Der Fundamentalismus ist unter Katholiken selten, aber der Anti-Potter -Kreuzzug ist ein Beispiel dafür, wie protestantische fundamentalistische Ideen sich auch in bestimmten katholischen Milieus verbreiten können.

Es besteht wenig Zweifel daran, dass die Harry Potter-Bücher und der Film die besten Beispiele einer gesellschaftlichen Produktion populärer Kultur sind, die -- im Gegensatz zum 17. Jahrhundert zum Beispiel-nicht von der Kirche oder der christlichen Gemeinschaft kontrolliert oder bestimmt wird.

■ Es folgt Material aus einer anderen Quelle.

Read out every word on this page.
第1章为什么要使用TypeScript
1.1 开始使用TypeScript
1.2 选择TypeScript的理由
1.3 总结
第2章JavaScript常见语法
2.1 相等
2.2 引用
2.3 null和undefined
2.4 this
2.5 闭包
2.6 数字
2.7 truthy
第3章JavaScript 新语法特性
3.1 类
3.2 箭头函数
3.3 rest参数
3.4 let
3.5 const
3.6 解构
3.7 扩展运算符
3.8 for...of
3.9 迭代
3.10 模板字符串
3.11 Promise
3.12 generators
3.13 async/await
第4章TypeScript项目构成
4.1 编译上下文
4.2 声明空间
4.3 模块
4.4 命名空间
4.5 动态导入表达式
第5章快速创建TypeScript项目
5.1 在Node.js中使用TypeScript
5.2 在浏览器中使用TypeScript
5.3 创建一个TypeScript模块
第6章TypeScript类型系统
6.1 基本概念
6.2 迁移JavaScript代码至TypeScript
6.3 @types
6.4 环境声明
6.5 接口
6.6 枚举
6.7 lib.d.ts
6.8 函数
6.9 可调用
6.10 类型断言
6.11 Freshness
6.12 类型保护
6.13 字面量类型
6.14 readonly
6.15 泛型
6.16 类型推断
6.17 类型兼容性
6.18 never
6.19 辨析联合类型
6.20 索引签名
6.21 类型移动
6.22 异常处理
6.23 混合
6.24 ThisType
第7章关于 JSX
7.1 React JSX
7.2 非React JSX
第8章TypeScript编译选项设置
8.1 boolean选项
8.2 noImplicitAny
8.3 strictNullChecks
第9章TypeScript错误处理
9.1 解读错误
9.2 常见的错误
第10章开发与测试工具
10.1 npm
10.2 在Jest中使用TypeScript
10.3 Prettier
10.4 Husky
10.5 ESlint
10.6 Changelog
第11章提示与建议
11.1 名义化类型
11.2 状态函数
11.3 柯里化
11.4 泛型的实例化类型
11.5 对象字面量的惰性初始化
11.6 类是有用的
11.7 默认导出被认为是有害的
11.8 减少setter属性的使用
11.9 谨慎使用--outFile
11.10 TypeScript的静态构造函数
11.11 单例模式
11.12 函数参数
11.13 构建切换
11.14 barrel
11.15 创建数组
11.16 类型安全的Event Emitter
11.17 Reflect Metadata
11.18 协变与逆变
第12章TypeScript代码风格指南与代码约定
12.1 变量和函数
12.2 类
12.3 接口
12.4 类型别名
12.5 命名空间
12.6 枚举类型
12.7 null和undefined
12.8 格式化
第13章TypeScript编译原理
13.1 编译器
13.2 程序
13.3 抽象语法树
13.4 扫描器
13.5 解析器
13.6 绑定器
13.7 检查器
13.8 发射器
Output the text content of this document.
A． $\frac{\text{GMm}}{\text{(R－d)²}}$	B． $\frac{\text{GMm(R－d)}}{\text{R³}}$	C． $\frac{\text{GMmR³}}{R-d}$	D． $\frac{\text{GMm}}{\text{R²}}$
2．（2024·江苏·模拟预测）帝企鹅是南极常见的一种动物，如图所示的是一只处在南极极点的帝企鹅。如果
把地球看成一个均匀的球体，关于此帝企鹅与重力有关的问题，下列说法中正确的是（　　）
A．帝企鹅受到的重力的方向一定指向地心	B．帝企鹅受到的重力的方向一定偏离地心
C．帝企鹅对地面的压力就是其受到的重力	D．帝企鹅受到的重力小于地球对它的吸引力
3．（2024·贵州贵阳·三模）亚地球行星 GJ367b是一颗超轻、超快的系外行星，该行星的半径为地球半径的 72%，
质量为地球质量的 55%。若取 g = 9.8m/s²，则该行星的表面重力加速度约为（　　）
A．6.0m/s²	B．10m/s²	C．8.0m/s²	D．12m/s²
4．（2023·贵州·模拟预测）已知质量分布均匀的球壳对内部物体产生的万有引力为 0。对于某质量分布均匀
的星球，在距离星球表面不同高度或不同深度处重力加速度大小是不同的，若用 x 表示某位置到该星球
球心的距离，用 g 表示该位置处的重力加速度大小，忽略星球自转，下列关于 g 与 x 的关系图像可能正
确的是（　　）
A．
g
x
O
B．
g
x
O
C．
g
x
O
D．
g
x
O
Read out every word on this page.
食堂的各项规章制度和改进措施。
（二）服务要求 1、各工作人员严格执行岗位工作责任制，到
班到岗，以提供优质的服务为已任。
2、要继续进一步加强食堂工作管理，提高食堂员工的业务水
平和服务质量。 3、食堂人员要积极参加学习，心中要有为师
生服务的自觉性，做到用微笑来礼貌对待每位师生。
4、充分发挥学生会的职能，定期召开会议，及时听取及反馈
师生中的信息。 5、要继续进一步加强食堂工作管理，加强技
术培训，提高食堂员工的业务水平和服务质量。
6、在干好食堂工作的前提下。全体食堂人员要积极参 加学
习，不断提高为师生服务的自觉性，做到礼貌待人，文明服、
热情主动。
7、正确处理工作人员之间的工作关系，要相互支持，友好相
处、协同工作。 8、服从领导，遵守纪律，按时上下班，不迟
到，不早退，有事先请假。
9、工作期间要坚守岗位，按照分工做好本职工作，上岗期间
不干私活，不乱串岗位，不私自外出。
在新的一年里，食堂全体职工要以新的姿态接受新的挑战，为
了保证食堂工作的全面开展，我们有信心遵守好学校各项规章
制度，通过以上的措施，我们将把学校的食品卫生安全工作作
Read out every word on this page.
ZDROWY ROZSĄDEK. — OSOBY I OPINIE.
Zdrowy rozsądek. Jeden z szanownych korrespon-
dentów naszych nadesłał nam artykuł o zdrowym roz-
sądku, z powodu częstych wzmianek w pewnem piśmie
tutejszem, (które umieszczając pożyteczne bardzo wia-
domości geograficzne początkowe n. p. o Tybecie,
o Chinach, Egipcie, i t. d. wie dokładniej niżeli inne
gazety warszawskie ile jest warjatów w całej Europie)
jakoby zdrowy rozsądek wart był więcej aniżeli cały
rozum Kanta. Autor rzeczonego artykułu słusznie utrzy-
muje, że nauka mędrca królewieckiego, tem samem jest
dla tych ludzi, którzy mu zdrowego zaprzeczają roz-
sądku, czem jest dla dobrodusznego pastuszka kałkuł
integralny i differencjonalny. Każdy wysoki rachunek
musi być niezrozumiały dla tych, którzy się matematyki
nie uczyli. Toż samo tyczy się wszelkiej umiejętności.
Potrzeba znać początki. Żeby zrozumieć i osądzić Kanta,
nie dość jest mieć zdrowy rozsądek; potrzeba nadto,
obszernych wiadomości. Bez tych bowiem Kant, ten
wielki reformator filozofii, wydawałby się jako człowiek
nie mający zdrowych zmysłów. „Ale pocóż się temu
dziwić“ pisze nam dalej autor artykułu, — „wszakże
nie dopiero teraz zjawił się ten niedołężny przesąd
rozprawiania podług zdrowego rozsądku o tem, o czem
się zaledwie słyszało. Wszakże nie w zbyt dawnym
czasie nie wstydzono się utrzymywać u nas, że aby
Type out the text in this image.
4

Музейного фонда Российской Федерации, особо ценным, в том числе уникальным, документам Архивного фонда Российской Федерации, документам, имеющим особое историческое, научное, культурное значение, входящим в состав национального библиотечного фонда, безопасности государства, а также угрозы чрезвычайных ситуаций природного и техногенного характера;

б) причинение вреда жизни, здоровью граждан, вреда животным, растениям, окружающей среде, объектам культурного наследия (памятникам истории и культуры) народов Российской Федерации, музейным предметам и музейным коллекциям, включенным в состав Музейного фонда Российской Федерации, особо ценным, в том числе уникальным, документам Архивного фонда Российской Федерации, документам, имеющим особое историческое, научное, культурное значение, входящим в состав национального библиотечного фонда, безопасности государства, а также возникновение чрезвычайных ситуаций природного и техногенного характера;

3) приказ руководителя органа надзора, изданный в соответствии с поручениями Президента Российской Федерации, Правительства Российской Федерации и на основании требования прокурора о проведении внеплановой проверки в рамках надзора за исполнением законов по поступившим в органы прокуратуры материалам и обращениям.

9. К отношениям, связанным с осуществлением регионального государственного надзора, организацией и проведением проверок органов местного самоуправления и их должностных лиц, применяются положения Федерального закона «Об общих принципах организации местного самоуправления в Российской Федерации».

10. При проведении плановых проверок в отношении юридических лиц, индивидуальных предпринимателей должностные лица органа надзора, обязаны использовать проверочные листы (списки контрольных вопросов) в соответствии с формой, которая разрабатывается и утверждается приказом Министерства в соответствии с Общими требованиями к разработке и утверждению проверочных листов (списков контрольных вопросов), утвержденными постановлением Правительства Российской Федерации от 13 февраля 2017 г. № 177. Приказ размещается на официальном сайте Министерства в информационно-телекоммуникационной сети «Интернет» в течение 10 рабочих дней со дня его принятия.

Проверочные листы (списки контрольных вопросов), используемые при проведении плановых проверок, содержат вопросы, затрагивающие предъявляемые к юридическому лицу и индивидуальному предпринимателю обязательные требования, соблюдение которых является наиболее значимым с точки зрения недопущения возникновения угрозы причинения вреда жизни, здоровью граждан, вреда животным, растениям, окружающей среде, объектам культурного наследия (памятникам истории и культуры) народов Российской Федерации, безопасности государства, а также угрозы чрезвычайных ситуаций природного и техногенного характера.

Säkularisten würden nicht nur sagen, dies sei immer gut und positiv, sondern auch, wir sollten bei der Beurteilung zeitgenössischer kultureller Produkte christliche moralische Wertmaßstäbe ganz beiseite lassen.

Fundamentalisten lehnen alle Erzeugnisse der zeitgenössischen populären Kultur ab oder werfen sie sogar auf den Scheiterhaufen, weil ihre Produktionsweisen, ihre Sprachformen und Stile nicht wirklich christlich sind. Wenn wir der katholischen Lehre über die Autonomie der Kultur folgen, uns jedoch das Recht vorbehalten, ihre Erzeugnisse nach unseren eigenen Wertmaßstäben zu beurteilen, können wir die zeitgenössische populäre Kultur nicht als Ganzes von uns weisen und sollten von Fall zu Fall entscheiden.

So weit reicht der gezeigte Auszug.